Computing for Data Analytics and Finance (854G1)

15 credits, Level 7 (Masters)

Autumn teaching

From basic programming skills with applications in a suitable programming language such as MATLAB/Octave or Python.

While no previous programming experience is assumed we build up quite quickly to an operational level including (tax/loan/investment/portfolio) ledger book programming, graphing and charting financial data, stochastic simulations involving random number generators, importing/exporting to databases and websites, and more advanced topics in financial computing and financial data analysis.

Teaching

30%: Lecture
70%: Practical (Practical, Workshop)

Assessment

50%: Coursework (Portfolio, Problem set)
50%: Examination (Computer-based examination)

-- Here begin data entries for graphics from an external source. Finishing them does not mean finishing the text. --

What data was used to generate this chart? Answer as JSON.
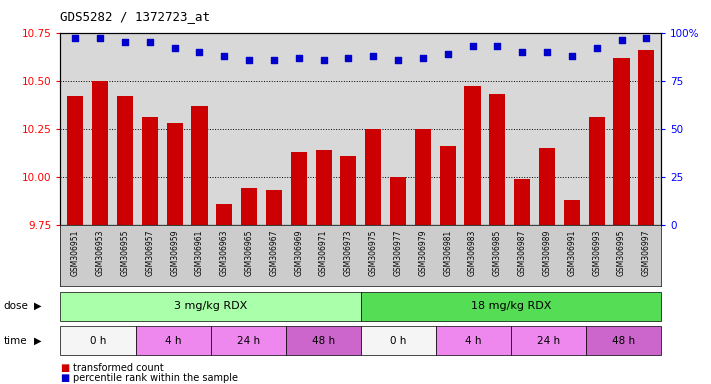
{
  "title": "GDS5282 / 1372723_at",
  "categories": [
    "GSM306951",
    "GSM306953",
    "GSM306955",
    "GSM306957",
    "GSM306959",
    "GSM306961",
    "GSM306963",
    "GSM306965",
    "GSM306967",
    "GSM306969",
    "GSM306971",
    "GSM306973",
    "GSM306975",
    "GSM306977",
    "GSM306979",
    "GSM306981",
    "GSM306983",
    "GSM306985",
    "GSM306987",
    "GSM306989",
    "GSM306991",
    "GSM306993",
    "GSM306995",
    "GSM306997"
  ],
  "bar_values": [
    10.42,
    10.5,
    10.42,
    10.31,
    10.28,
    10.37,
    9.86,
    9.94,
    9.93,
    10.13,
    10.14,
    10.11,
    10.25,
    10.0,
    10.25,
    10.16,
    10.47,
    10.43,
    9.99,
    10.15,
    9.88,
    10.31,
    10.62,
    10.66
  ],
  "percentile_values": [
    97,
    97,
    95,
    95,
    92,
    90,
    88,
    86,
    86,
    87,
    86,
    87,
    88,
    86,
    87,
    89,
    93,
    93,
    90,
    90,
    88,
    92,
    96,
    97
  ],
  "bar_color": "#cc0000",
  "percentile_color": "#0000cc",
  "ylim_left": [
    9.75,
    10.75
  ],
  "ylim_right": [
    0,
    100
  ],
  "yticks_left": [
    9.75,
    10.0,
    10.25,
    10.5,
    10.75
  ],
  "yticks_right": [
    0,
    25,
    50,
    75,
    100
  ],
  "ytick_labels_right": [
    "0",
    "25",
    "50",
    "75",
    "100%"
  ],
  "grid_values": [
    10.0,
    10.25,
    10.5
  ],
  "dose_groups": [
    {
      "label": "3 mg/kg RDX",
      "start": 0,
      "end": 12,
      "color": "#aaffaa"
    },
    {
      "label": "18 mg/kg RDX",
      "start": 12,
      "end": 24,
      "color": "#55dd55"
    }
  ],
  "time_groups": [
    {
      "label": "0 h",
      "start": 0,
      "end": 3,
      "color": "#f5f5f5"
    },
    {
      "label": "4 h",
      "start": 3,
      "end": 6,
      "color": "#ee88ee"
    },
    {
      "label": "24 h",
      "start": 6,
      "end": 9,
      "color": "#ee88ee"
    },
    {
      "label": "48 h",
      "start": 9,
      "end": 12,
      "color": "#cc66cc"
    },
    {
      "label": "0 h",
      "start": 12,
      "end": 15,
      "color": "#f5f5f5"
    },
    {
      "label": "4 h",
      "start": 15,
      "end": 18,
      "color": "#ee88ee"
    },
    {
      "label": "24 h",
      "start": 18,
      "end": 21,
      "color": "#ee88ee"
    },
    {
      "label": "48 h",
      "start": 21,
      "end": 24,
      "color": "#cc66cc"
    }
  ],
  "background_color": "#ffffff",
  "plot_bg_color": "#d8d8d8",
  "xlabel_bg_color": "#cccccc"
}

Contact hours and workload

This module is approximately 150 hours of work. This breaks down into about 33 hours of contact time and about 117 hours of independent study. The University may make minor variations to the contact hours for operational reasons, including timetabling requirements.

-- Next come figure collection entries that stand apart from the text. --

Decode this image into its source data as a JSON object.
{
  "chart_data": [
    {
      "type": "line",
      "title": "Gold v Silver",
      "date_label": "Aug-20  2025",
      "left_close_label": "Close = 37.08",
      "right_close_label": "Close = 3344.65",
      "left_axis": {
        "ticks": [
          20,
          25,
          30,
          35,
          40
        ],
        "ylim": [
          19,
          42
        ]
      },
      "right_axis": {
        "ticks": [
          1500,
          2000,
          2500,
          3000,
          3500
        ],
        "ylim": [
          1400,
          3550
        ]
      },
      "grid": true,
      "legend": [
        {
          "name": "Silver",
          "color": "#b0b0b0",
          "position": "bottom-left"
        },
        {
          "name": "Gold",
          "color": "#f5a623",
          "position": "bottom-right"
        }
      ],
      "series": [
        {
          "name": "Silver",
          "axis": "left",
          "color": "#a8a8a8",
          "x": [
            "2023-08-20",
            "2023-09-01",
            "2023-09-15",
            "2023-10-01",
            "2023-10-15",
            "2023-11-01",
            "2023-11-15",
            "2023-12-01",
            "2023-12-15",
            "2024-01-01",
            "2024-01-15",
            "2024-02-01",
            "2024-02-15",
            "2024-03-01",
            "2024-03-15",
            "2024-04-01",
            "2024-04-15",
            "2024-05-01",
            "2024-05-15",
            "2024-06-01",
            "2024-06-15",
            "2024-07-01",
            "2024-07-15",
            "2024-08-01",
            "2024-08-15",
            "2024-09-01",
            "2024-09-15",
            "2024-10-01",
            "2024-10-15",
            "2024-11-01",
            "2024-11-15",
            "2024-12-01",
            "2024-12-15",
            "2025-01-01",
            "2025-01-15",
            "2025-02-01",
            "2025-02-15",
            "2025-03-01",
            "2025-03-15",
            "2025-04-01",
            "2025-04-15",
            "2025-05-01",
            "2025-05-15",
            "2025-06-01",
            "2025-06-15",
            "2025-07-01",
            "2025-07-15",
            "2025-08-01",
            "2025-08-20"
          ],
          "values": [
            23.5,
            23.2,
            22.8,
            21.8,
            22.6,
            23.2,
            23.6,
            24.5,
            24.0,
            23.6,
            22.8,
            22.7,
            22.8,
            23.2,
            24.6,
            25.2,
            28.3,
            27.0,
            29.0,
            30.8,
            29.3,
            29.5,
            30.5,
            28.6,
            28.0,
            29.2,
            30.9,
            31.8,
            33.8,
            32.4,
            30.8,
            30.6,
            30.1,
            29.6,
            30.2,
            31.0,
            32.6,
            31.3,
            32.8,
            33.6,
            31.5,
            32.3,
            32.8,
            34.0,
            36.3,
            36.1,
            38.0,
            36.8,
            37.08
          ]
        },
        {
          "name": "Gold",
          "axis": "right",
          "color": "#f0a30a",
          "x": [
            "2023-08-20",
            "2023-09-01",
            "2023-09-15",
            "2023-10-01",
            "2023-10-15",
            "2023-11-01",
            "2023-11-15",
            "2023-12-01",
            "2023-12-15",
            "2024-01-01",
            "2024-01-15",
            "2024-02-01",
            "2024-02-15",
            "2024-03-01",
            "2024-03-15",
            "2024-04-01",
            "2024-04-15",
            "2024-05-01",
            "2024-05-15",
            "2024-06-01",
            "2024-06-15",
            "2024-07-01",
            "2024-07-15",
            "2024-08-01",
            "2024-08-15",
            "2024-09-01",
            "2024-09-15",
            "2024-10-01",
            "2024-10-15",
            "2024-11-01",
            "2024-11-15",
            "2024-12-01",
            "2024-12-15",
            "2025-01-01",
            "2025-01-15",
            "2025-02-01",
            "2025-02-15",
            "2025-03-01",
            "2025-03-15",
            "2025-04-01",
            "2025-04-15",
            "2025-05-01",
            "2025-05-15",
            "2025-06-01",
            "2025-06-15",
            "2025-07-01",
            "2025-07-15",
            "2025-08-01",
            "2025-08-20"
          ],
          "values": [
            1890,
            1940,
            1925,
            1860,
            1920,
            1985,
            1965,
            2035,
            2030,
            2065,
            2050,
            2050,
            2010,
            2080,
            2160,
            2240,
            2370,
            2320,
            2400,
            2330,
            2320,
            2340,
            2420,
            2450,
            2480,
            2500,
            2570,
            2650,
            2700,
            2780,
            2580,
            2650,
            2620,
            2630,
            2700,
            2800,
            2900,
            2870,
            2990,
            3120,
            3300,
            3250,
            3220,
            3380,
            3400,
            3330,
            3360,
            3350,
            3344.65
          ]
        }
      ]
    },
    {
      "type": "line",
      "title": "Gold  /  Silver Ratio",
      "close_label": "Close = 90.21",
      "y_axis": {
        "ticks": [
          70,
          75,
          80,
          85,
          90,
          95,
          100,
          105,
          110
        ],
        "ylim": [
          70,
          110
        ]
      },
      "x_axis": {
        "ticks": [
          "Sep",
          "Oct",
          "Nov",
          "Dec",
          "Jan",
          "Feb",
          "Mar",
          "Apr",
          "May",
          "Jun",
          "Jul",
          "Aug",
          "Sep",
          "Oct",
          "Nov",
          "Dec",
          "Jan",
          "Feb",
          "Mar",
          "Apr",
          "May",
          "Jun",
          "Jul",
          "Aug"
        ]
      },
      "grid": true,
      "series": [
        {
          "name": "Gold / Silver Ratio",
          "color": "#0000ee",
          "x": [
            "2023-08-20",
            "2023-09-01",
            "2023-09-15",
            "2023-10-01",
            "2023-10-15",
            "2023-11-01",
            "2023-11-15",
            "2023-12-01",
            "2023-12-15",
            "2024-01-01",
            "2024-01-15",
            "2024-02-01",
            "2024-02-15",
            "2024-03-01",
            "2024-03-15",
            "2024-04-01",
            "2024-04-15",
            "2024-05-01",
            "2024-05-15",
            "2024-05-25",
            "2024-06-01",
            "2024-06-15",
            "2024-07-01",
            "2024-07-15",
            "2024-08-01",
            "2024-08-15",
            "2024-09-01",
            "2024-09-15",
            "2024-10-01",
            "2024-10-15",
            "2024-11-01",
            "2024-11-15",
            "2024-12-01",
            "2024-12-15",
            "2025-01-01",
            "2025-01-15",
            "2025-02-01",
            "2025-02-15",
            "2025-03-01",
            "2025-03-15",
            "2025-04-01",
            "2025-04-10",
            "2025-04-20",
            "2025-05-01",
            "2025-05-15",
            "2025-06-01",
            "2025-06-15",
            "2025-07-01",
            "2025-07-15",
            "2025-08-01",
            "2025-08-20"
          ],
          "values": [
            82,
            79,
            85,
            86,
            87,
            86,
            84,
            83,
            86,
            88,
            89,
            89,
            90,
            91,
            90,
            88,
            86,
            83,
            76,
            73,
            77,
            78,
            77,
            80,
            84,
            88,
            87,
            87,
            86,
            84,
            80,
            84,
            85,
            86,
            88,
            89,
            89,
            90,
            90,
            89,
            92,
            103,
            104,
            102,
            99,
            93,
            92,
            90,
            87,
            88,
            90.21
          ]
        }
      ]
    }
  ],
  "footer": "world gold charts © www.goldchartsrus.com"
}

We regularly review our modules to incorporate student feedback, staff expertise, as well as the latest research and teaching methodology. We’re planning to run these modules in the academic year 2022/23. However, there may be changes to these modules in response to COVID-19, staff availability, student demand or updates to our curriculum. We’ll make sure to let our applicants know of material changes to modules at the earliest opportunity.